Assisting and Giving Love

Assisting and Giving Love

 

Unfortunately there are many erroneous ideas of how the parents should act with a premature child and even more so when the baby needs to be in a hospital. Some of these beliefs, supported by some “experts” just a few decades ago, affirmed that the intervention and contact with the baby on the part of parents, while the baby was in the incubator, was harmful. These days, fortunately things have changed, and it is known that early contact not only favors the sensation of security in the baby, but it also helps the baby physically, psychically and emotionally.

Without a doubt, what has influenced the most in this aspect have been the investigations done by psychiatrists and psychologists whose insistence in the separation between the baby and the mother contributed to the sensation of abandonment.

According to those studies, carried about in mid century, children that had suffered from a prolonged separation during the first months of life presented more difficulty at the moment of carrying out exchanges with their parents, causing situations of rejection that, in some occasions, implied on both sides.

What inspired this theory was not only the observation of the behavior of certain animals, such as chimpanzees, but also the observation of children literally abandoned in orphanages, that even rejected food or allowed themselves to die due to the emotional interferences product of abandonment, since the caretakers were not acting as maternal substitutes.  

This is one of the many reasons why it is vital that while your child needs to continue gestation in the incubator, you touch him or her, feed him, or assist him in his bath times.

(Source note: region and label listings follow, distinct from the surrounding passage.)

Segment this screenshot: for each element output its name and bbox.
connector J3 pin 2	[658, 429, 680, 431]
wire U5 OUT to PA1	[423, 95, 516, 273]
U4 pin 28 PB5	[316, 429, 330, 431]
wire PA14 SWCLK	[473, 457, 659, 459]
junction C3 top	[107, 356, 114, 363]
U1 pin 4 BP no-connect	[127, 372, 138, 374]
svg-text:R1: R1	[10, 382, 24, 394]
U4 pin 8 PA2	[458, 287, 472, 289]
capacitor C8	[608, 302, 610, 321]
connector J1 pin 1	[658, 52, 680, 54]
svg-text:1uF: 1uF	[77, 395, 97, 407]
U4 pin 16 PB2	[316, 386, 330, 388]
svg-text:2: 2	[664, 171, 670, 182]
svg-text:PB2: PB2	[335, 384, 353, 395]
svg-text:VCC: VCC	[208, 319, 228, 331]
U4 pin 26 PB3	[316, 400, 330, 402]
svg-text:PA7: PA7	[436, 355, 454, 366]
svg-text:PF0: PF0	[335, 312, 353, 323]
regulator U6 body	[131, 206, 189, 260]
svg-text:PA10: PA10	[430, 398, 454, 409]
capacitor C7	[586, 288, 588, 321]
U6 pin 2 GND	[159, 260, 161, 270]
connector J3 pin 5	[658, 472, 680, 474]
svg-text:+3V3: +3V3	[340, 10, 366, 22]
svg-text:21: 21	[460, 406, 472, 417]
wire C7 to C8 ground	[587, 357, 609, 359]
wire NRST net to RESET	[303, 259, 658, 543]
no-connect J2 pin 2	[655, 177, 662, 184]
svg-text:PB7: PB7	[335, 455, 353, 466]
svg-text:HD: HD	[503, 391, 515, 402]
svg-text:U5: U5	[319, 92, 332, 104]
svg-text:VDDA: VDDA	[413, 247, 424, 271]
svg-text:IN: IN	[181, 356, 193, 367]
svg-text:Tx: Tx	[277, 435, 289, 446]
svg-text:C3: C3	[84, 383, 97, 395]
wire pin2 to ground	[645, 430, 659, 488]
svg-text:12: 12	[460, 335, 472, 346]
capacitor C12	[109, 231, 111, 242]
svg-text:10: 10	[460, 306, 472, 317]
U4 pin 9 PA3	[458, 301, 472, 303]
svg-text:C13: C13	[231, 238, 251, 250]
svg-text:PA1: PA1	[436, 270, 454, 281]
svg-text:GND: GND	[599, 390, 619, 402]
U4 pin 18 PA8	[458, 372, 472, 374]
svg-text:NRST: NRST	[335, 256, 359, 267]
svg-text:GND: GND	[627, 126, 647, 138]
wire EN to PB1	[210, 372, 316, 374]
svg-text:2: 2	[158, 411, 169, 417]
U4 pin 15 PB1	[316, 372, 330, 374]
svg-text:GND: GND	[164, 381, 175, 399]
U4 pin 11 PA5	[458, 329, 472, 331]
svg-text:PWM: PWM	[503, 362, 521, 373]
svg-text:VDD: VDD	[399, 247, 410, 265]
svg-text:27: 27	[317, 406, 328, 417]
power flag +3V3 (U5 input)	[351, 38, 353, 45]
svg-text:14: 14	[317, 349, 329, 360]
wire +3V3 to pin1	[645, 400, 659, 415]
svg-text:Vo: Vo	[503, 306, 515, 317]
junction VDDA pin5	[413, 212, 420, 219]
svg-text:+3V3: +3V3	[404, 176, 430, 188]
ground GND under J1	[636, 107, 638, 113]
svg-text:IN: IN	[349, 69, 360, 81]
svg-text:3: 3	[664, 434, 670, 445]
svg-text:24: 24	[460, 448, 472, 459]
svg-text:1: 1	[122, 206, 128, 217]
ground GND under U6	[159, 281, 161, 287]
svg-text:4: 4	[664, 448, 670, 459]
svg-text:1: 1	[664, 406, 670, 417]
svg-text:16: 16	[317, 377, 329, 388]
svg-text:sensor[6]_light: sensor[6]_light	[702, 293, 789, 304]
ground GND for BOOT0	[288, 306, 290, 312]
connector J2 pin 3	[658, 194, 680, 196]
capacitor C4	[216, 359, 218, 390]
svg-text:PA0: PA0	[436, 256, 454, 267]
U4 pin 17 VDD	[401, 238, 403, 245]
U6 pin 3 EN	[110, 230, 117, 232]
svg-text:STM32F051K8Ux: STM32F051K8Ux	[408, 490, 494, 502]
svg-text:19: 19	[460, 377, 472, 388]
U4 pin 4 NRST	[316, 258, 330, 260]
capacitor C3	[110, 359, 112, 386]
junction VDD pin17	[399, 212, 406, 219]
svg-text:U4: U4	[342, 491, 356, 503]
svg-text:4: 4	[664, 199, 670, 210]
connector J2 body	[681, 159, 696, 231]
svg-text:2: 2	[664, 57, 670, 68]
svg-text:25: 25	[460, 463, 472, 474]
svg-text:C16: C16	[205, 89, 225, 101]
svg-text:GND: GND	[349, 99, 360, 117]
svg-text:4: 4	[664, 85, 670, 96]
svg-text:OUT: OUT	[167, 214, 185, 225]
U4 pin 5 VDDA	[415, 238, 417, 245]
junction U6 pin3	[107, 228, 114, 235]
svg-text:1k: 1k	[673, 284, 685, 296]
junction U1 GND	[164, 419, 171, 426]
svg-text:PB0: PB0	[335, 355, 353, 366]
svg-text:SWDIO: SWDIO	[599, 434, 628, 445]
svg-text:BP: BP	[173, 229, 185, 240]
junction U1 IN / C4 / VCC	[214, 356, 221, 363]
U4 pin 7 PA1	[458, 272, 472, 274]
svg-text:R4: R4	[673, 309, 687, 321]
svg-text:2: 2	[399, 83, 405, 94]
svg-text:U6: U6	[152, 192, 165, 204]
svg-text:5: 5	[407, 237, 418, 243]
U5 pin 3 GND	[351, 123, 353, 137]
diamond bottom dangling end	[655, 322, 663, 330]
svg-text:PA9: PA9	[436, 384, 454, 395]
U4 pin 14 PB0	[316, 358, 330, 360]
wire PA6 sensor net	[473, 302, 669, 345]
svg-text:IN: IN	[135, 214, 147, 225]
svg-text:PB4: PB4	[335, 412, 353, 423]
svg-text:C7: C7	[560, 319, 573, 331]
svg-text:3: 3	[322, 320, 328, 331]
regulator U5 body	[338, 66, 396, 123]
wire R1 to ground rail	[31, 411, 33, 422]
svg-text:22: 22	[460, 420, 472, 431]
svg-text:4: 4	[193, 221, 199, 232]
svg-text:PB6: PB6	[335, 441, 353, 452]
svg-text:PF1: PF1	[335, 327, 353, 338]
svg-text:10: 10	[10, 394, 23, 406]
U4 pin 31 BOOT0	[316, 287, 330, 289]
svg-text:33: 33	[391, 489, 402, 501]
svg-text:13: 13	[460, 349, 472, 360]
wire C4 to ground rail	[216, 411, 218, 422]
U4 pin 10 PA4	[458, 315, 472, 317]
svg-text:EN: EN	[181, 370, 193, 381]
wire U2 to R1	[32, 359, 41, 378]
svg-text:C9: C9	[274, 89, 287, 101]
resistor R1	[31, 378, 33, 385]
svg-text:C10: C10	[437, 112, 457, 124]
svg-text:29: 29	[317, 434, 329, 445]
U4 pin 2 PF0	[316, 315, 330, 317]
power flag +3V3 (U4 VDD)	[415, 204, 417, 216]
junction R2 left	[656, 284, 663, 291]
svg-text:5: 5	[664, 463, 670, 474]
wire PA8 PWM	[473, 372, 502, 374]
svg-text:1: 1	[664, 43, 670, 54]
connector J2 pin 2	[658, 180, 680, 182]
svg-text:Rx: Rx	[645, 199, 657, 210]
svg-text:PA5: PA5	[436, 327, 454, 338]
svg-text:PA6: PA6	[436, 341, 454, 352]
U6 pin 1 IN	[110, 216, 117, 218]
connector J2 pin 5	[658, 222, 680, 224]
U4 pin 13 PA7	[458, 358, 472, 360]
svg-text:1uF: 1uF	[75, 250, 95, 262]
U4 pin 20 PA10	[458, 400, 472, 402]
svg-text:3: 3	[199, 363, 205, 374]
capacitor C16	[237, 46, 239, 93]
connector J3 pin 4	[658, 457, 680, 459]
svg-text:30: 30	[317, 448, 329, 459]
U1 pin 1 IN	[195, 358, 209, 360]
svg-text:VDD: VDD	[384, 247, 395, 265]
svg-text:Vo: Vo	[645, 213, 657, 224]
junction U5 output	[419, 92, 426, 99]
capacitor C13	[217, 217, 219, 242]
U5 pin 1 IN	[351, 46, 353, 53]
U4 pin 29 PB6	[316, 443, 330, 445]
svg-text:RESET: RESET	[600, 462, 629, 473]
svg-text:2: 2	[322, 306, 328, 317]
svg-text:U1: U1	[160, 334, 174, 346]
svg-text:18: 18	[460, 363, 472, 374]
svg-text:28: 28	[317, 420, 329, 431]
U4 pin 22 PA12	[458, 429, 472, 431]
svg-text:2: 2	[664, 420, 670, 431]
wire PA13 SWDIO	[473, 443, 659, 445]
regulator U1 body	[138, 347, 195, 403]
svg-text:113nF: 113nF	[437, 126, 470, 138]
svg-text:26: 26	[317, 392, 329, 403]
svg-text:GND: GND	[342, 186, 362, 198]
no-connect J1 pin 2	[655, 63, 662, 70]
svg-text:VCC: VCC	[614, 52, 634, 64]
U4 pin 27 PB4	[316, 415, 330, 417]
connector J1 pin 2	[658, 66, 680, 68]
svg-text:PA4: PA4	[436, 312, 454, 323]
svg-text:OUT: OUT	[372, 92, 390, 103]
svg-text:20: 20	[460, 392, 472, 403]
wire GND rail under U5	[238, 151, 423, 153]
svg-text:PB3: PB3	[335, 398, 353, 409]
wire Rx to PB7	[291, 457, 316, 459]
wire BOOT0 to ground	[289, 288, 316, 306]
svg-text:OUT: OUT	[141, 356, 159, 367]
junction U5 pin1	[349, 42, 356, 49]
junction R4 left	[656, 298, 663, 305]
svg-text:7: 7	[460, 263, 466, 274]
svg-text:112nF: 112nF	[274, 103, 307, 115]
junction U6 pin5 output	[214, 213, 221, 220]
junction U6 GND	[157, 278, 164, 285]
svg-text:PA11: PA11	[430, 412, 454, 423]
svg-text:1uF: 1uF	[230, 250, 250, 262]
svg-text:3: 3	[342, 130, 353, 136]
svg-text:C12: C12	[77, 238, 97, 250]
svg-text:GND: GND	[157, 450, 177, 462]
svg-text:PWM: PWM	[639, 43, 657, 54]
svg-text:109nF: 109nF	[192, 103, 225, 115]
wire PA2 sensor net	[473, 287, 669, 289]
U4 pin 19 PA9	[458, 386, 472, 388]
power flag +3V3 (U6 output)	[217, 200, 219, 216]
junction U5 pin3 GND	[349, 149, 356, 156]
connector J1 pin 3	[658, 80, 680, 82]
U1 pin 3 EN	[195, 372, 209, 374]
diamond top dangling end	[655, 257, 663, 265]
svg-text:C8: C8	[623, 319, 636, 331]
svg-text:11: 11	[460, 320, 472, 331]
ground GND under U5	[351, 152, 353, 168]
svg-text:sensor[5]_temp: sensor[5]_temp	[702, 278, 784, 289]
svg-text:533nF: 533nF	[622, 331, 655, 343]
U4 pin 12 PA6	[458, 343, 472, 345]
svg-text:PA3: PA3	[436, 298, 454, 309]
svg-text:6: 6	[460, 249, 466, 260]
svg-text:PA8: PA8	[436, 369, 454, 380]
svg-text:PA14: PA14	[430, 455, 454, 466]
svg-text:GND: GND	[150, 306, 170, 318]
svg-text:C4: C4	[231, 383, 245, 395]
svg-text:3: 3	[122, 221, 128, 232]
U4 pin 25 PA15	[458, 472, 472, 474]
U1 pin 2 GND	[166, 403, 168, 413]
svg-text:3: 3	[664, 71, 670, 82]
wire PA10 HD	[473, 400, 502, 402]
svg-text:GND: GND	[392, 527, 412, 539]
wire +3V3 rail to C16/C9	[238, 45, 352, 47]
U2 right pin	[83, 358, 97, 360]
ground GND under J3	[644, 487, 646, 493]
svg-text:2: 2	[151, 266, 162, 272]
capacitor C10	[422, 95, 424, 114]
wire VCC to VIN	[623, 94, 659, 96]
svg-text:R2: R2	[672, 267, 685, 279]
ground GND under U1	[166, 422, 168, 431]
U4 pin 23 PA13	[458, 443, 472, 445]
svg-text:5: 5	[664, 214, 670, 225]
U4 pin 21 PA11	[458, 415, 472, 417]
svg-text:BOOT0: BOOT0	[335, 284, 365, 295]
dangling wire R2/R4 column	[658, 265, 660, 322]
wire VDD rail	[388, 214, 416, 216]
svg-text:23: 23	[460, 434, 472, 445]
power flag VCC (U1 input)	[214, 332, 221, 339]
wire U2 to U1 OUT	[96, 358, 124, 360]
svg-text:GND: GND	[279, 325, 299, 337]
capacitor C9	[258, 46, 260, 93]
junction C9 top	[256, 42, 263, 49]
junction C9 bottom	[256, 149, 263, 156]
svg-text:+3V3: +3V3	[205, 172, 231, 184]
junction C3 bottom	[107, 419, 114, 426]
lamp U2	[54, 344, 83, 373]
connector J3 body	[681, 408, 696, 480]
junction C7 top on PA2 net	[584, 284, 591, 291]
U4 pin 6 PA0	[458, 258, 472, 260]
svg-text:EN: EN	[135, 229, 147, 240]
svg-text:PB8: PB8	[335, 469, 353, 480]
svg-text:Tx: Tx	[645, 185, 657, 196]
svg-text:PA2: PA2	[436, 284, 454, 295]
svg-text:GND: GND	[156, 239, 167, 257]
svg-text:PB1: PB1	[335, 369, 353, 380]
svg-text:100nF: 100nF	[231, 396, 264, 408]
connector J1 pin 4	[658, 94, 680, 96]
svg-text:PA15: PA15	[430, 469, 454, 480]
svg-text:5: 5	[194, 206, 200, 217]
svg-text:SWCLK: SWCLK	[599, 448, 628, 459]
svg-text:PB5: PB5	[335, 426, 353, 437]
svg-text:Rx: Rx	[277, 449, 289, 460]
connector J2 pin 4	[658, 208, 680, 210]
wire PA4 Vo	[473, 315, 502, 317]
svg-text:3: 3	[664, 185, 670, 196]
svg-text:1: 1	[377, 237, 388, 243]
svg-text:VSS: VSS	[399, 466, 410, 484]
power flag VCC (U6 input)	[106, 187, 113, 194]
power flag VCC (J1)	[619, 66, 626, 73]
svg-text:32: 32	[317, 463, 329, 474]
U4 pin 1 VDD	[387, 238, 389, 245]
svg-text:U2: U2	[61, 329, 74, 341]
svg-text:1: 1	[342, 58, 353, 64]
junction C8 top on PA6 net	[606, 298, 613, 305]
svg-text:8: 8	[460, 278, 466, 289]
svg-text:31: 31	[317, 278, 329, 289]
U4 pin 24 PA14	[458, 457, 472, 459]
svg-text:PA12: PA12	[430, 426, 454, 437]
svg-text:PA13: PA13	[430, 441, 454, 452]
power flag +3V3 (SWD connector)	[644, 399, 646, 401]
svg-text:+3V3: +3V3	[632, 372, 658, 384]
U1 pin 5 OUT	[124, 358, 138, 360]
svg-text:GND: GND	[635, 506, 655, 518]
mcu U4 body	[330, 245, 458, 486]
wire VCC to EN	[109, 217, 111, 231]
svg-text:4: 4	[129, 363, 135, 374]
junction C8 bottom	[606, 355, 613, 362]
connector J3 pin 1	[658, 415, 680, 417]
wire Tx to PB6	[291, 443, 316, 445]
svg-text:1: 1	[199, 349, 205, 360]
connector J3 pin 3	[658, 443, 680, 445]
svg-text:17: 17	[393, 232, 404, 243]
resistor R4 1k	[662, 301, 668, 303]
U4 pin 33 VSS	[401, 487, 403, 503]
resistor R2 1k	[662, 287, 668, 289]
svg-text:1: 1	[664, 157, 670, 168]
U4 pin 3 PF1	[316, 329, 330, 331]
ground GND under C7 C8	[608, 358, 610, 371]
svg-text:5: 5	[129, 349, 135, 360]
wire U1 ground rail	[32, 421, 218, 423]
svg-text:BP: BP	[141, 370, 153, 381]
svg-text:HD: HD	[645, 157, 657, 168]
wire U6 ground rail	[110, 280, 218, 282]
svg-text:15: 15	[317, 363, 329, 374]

This may imply that you will need to take courses about how to coordinate the movements to assist your baby, since you will need to learn how to stick your hands in the lateral door of the incubator, so don’t freak if at some point you feel extremely clumsy doing this.

It is also possible that during the first days of the baby’s birth, the fragile state he or she is in will condition you to not touch him or her anymore.

Just wait, little by little as you see that your baby is doing better, your fears will be reduced. Not in vain, almost all mothers and fathers also need of space and time when allowed to touch a baby for the first time. First we touch him or her with the tip of our fingers, then we gently caress the baby, and later on we become more confident to touch a leg or a hand, and finally rub his or her back and body. This reaction is evidence enough that separation also has an impact on adults.

The same exact thing happens with everything you will need to learn later. Up to the point where you are confident enough to change the baby’s diaper or feed him or her a bottle in the incubator. It is important each person follows his or her own process.